Taylor Nigel A S, Caldwell Joanne N, Van den Heuvel Anne M J, Patterson Mark J
Human Performance Laboratories, School of Health Sciences, University of Wollongong, Wollongong, Australia.
Med Sci Sports Exerc. 2008 Nov;40(11):1962-9. doi: 10.1249/MSS.0b013e31817eee9d.
Patient cooling time can impact upon the prognosis of heat illness. Although ice-cold-water immersion will rapidly extract heat, access to ice or cold water may be limited in hot climates. Indeed, some have concerns regarding the sudden cold-water immersion of hyperthermic individuals, whereas others believe that cutaneous vasoconstriction may reduce convective heat transfer from the core. It was hypothesized that warmer immersion temperatures, which induce less powerful vasoconstriction, may still facilitate rapid cooling in hyperthermic individuals.
Eight males participated in three trials and were heated to an esophageal temperature of 39.5 degrees C by exercising in the heat (36 degrees C, 50% relative humidity) while wearing a water-perfusion garment (40 degrees C). Subjects were cooled using each of the following methods: air (20-22 degrees C), cold-water immersion (14 degrees C), and temperate-water immersion (26 degrees C).
The time to reach an esophageal temperature of 37.5 degrees C averaged 22.81 min (air), 2.16 min (cold), and 2.91 min (temperate). Whereas each of the between-trial comparisons was statistically significant (P < 0.05), cooling in temperate water took only marginally longer than that in cold water, and one cannot imagine that the 45-s cooling time difference would have any meaningful physiological or clinical implications.
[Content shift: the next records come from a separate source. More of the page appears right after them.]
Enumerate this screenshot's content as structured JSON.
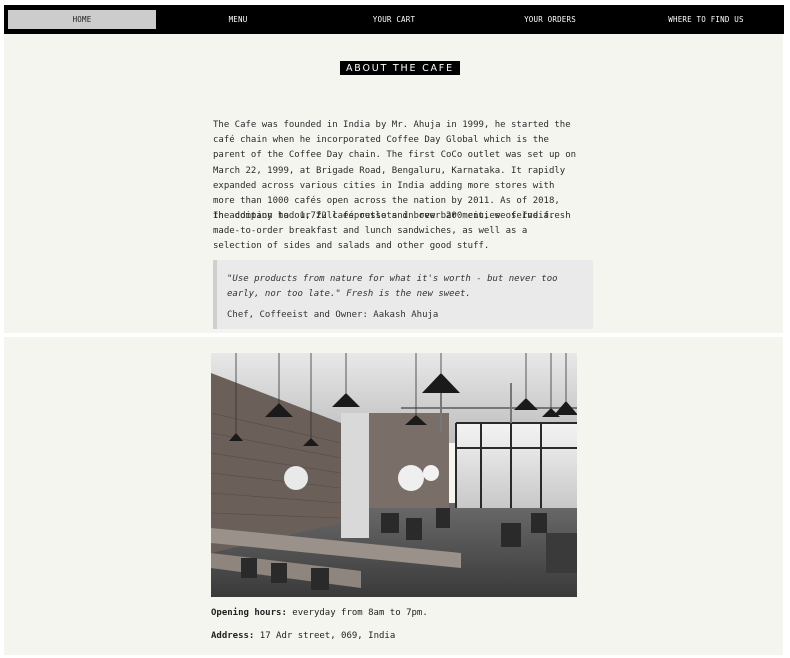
{
  "nav": {
    "items": [
      {
        "label": "HOME",
        "active": true
      },
      {
        "label": "MENU"
      },
      {
        "label": "YOUR CART"
      },
      {
        "label": "YOUR ORDERS"
      },
      {
        "label": "WHERE TO FIND US"
      }
    ]
  },
  "about": {
    "title": "ABOUT THE CAFE",
    "paragraph1": "The Cafe was founded in India by Mr. Ahuja in 1999, he started the café chain when he incorporated Coffee Day Global which is the parent of the Coffee Day chain. The first CoCo outlet was set up on March 22, 1999, at Brigade Road, Bengaluru, Karnataka. It rapidly expanded across various cities in India adding more stores with more than 1000 cafés open across the nation by 2011. As of 2018, the company had 1,722 café outlets in over 200 cities of India.",
    "paragraph2": "In addition to our full espresso and brew bar menu, we serve fresh made-to-order breakfast and lunch sandwiches, as well as a selection of sides and salads and other good stuff.",
    "quote": {
      "text": "\"Use products from nature for what it's worth - but never too early, nor too late.\" Fresh is the new sweet.",
      "author": "Chef, Coffeeist and Owner: Aakash Ahuja"
    }
  },
  "info": {
    "hours_label": "Opening hours:",
    "hours_value": " everyday from 8am to 7pm.",
    "address_label": "Address:",
    "address_value": " 17 Adr street, 069, India"
  },
  "colors": {
    "nav_bg": "#000000",
    "nav_active_bg": "#cccccc",
    "section_bg": "#f5f5f0",
    "quote_bg": "#eaeaea"
  }
}
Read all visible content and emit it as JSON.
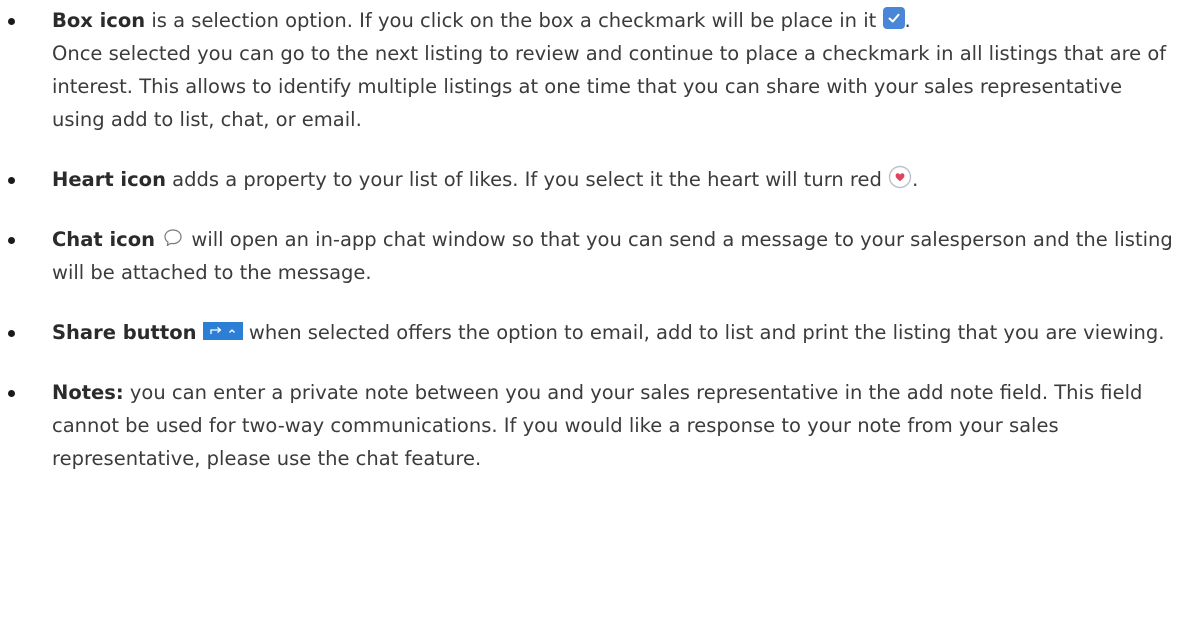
{
  "items": [
    {
      "title": "Box icon",
      "text_a": " is a selection option.  If you click on the box a checkmark will be place in it ",
      "text_b": ".",
      "text_c": "Once selected you can go to the next listing to review and continue to place a checkmark in all listings that are of interest. This allows to identify multiple listings at one time that you can share with your sales representative using add to list, chat, or email.",
      "icon": "checked-checkbox-icon"
    },
    {
      "title": "Heart icon",
      "text_a": " adds a property to your list of likes. If you select it the heart will turn red ",
      "text_b": ".",
      "icon": "heart-icon"
    },
    {
      "title": "Chat icon",
      "text_a": " will open an in-app chat window so that you can send a message to your salesperson and the listing will be attached to the message.",
      "icon": "chat-bubble-icon"
    },
    {
      "title": "Share button",
      "text_a": " when selected offers the option to email, add to list and print the listing that you are viewing.",
      "icon": "share-button-icon"
    },
    {
      "title": "Notes:",
      "text_a": " you can enter a private note between you and your sales representative in the add note field.  This field cannot be used for two-way communications.  If you would like a response to your note from your sales representative, please use the chat feature."
    }
  ],
  "colors": {
    "text": "#3b3b3b",
    "checkbox_blue": "#4a86d8",
    "share_blue": "#2d7fd6",
    "heart_red": "#e0435b"
  }
}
It is assumed that this rapid heat loss was due to a less powerful peripheral vasoconstrictor response, with central heat being more rapidly transported to the skin surface for dissipation. Although the core-to-water thermal gradient was much smaller with temperate-water cooling, greater skin and deeper tissue blood flows would support a superior convective heat delivery. Thus, a sustained physiological mechanism (blood flow) appears to have countered a less powerful thermal gradient, resulting in clinically insignificant differences in heat extraction between the cold and temperate cooling trials.
患者降温时间会影响中暑的预后。尽管冷水浸泡能迅速散热,但在炎热气候下,获取冰块或冷水可能受限。确实,有些人担心高温个体突然进行冷水浸泡,而另一些人则认为皮肤血管收缩可能会减少核心部位的对流散热。据推测,诱导较弱血管收缩的稍高浸泡温度,仍可能促进高温个体快速降温。
八名男性参与了三项试验,通过在高温环境(36摄氏度,相对湿度50%)中穿着水灌注服(40摄氏度)运动,将食管温度加热至39.5摄氏度。使用以下每种方法对受试者进行降温:空气(20 - 22摄氏度)、冷水浸泡(14摄氏度)和温水浸泡(26摄氏度)。
食管温度降至37.5摄氏度的平均时间分别为22.81分钟(空气)、2.16分钟(冷水)和2.91分钟(温水)。尽管每次试验间比较均具有统计学意义(P < 0.05),但温水冷却所用时间仅比冷水冷却略长,很难想象这45秒的冷却时间差异会有任何有意义的生理或临床影响。
据推测,这种快速散热是由于外周血管收缩反应较弱,核心热量能更快地传输到皮肤表面进行散发。尽管温水冷却时核心与水之间的热梯度小得多,但更大的皮肤和更深层组织血流量会支持更好的对流热传递。因此,一种持续的生理机制(血流量)似乎抵消了较弱的热梯度,导致冷水和温水冷却试验在散热方面的差异在临床上无显著意义。